Politiek spektakel schaadt aanzien van het Hooggerechtshof

26 maart 2022Leestijd: 3 minuten
Ketanji Brown Jackson tijdens de verhoren. Foto: ANP

Met gemak doorstond Ketanji Brown Jackson de eerste hoorzittingen in de Senaat over haar benoeming als rechter in het Hooggerechtshof. Heel moeilijk werd het Jackson niet gemaakt. Senatoren zijn liever bezig met een politieke strijd, dan zich te verdiepen in de juridische kennis en opvattingen van Jackson, schrijft Victor Pak.

Victor Pak (1995) is redacteur bij EW. Wekelijks op zaterdag blogt hij over wat er speelt in de Amerikaanse politiek.

Vier dagen werd Jackson doorgezaagd door de Senaatscommissie Juridische Zaken in Washington. Tijdens de hoorzittingen kunnen Senatoren vragen stellen over het gedachtegoed van de voorgedragen persoon.

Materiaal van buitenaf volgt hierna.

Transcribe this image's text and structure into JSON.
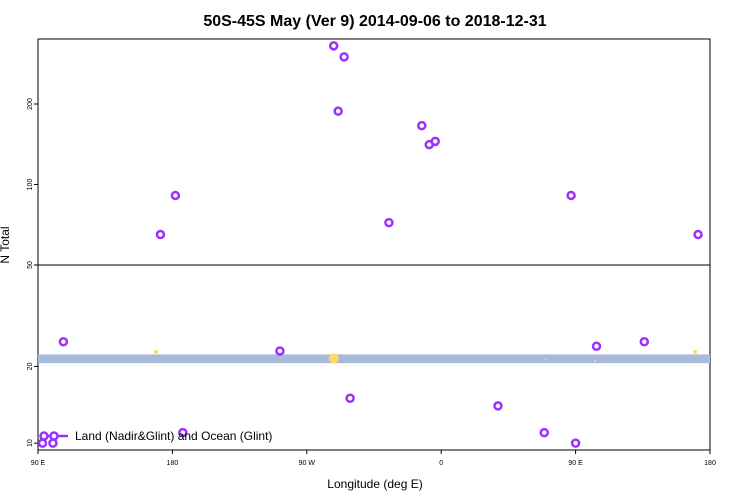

Tegenwoordig is het meer een politieke show van Senatoren die een sneer willen scoren die het goed doet op sociale media.

Hoorzittingen van Hooggerechtshofrechters zijn politieke shows

Aan Democratische zijde was het zichtbaar bij Senator Cory Booker, die zichzelf verloor in een gepassioneerd betoog over het historische feit dat Jackson de eerste zwarte vrouwelijke rechter kan worden. De Republikeinen probeerden elkaar te overtreffen in verwijten aan Jackson.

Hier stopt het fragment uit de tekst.